1. Treat the business owner, manager, or sales associate that you are approaching like a human. Do not rush to the point but get there tactfully! A big DON’T when going into a physical space, is b-lining straight to the register with your artwork or merchandise in hand, forcing it upon the person within seconds of entering the business. This happens at Little Dame sometimes and it gives us anxiety. This eliminates any time to get to know each other, it can seem abrasive or desperate, and just not chill. You want to let the person that may be deciding whether or not to sell your work get to know you, your story, where you come from and what you are all about –brand wise. These details help a sales person sell your work as well in the future if your artwork is on the shelves.

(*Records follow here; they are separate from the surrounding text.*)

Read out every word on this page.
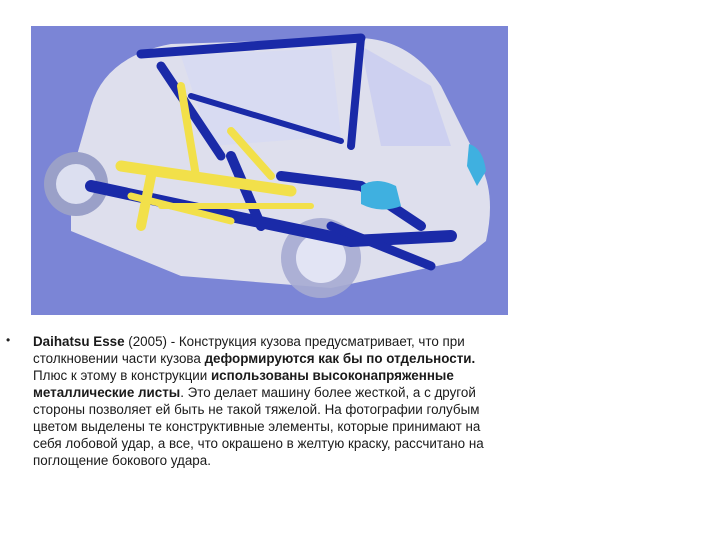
• Daihatsu Esse (2005) - Конструкция кузова предусматривает, что при
столкновении части кузова деформируются как бы по отдельности.
Плюс к этому в конструкции использованы высоконапряженные
металлические листы. Это делает машину более жесткой, а с другой
стороны позволяет ей быть не такой тяжелой. На фотографии голубым
цветом выделены те конструктивные элементы, которые принимают на
себя лобовой удар, а все, что окрашено в желтую краску, рассчитано на
поглощение бокового удара.
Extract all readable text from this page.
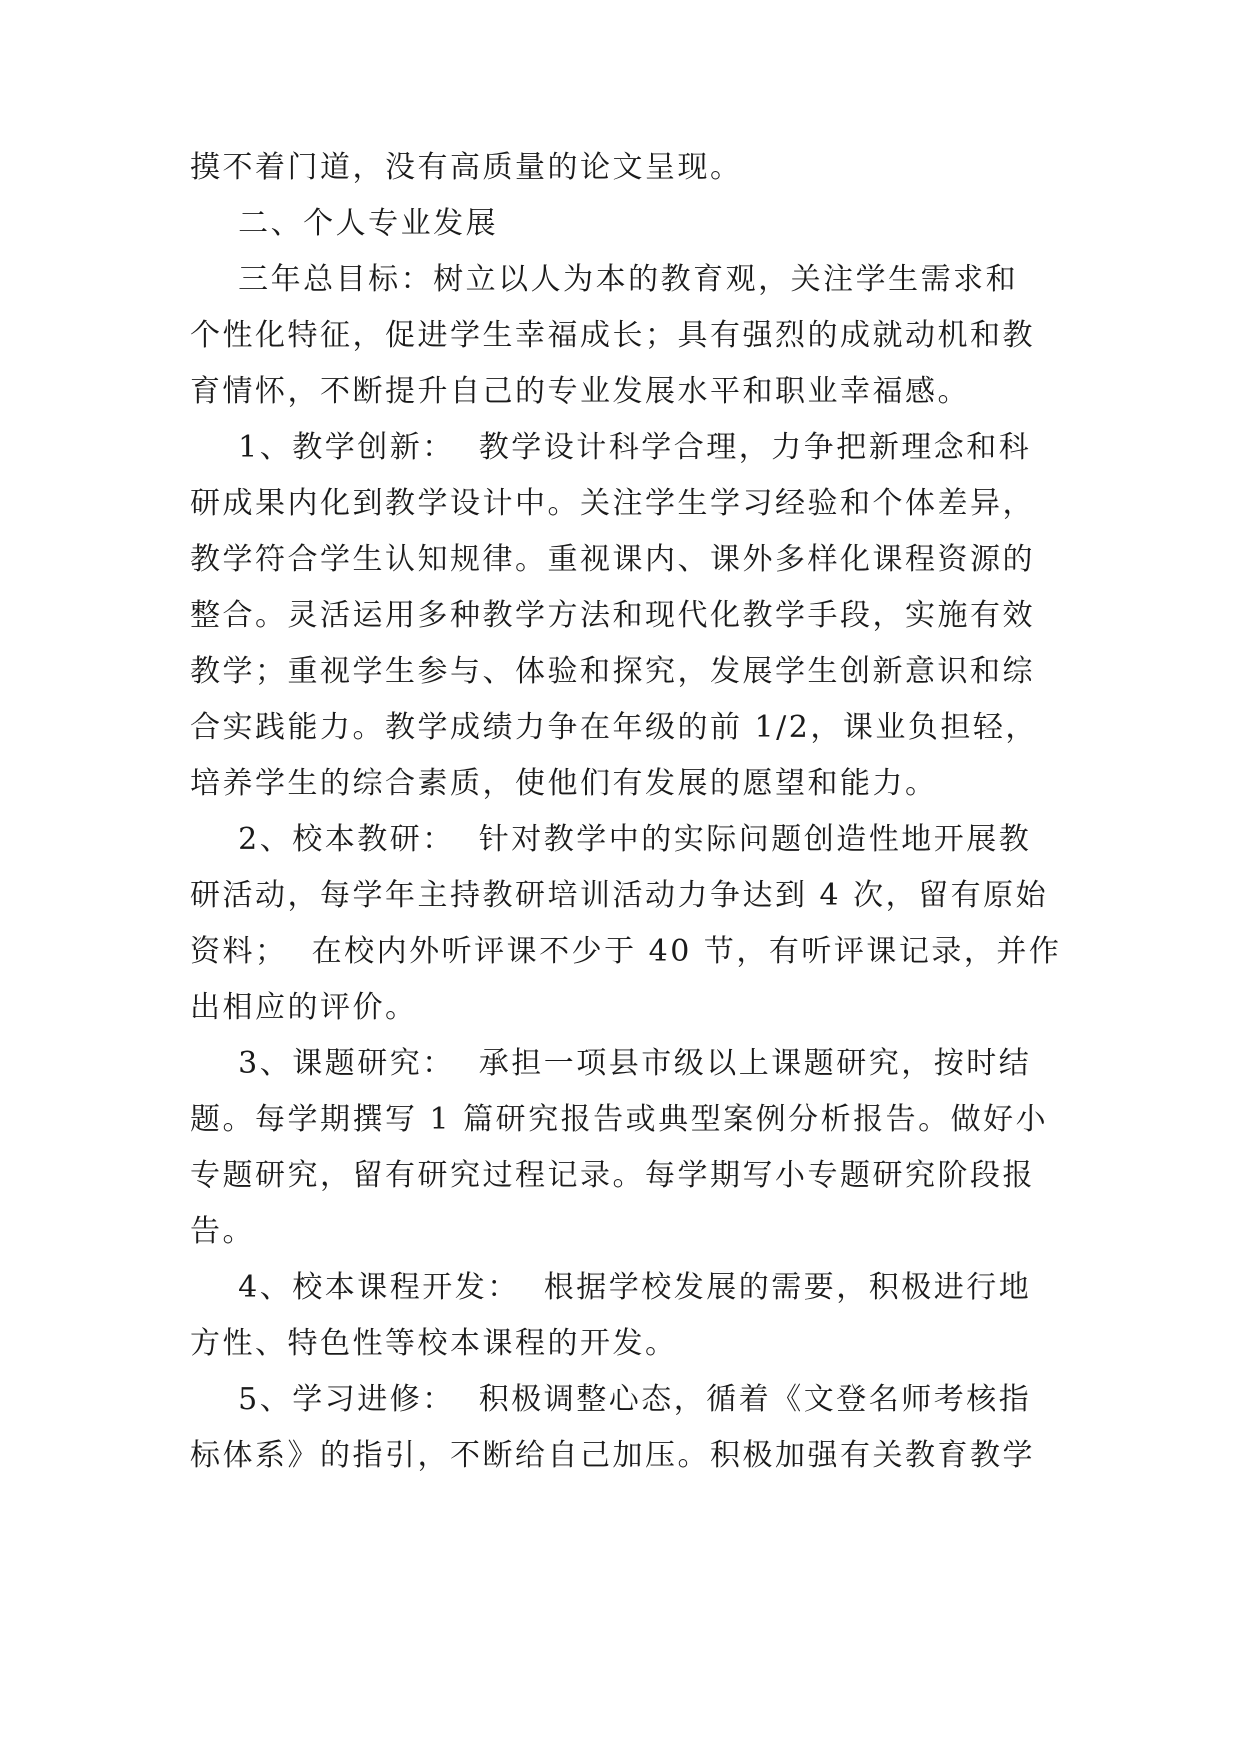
摸不着门道，没有高质量的论文呈现。

二、个人专业发展

三年总目标：树立以人为本的教育观，关注学生需求和

个性化特征，促进学生幸福成长；具有强烈的成就动机和教

育情怀，不断提升自己的专业发展水平和职业幸福感。

1、教学创新：  教学设计科学合理，力争把新理念和科

研成果内化到教学设计中。关注学生学习经验和个体差异，

教学符合学生认知规律。重视课内、课外多样化课程资源的

整合。灵活运用多种教学方法和现代化教学手段，实施有效

教学；重视学生参与、体验和探究，发展学生创新意识和综

合实践能力。教学成绩力争在年级的前 1/2，课业负担轻，

培养学生的综合素质，使他们有发展的愿望和能力。

2、校本教研：  针对教学中的实际问题创造性地开展教

研活动，每学年主持教研培训活动力争达到 4 次，留有原始

资料；  在校内外听评课不少于 40 节，有听评课记录，并作

出相应的评价。

3、课题研究：  承担一项县市级以上课题研究，按时结

题。每学期撰写 1 篇研究报告或典型案例分析报告。做好小

专题研究，留有研究过程记录。每学期写小专题研究阶段报

告。

4、校本课程开发：  根据学校发展的需要，积极进行地

方性、特色性等校本课程的开发。

5、学习进修：  积极调整心态，循着《文登名师考核指

标体系》的指引，不断给自己加压。积极加强有关教育教学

DO- Walk in to the business that you are interested in selling your work in, and check it out like any spectator would. Upon casual conversation, mention to the person working that you create _______ and you would love to learn more about what it might take to sell your work in that space. From there you can get an email address to then follow up, or make a plan to come in with your work.
2. Know your strengths when it comes to communication styles: Tips for Introverts.
Don’t come in and try to have these vulnerable conversations about your art work if you know that you will not enjoy the experience, email is just fine and just as effective if not MORE effective.
DO- Sending an introductory email is easy and allows the business owner get to it in their own time. Find the business’ general email on their website, go in to the space and ask for a card, or find their email from mutual friends. A good introductory email is just simply polite and informative: tell the business owner who you are, what you create and be sure to provide links or photos of your artwork. A conversation will flourish from there!
Next level, Professional, approaches
Do’s- The most professional approaches we have seen as a business have been by artists that already have a website, a line sheet with available product and wholesale/retail prices. If you are really adamant about making sales maybe you can send samples to the business for them to have. We work with all sorts of artists from DIY- full time freelance levels and appreciate every single one.
Don’t- It is not smart to approach a business with your artwork or merchandise in the developmental stage where you do not even have pictures of your work yet. First impressions are important, plan your approach and be prepared to have something to show.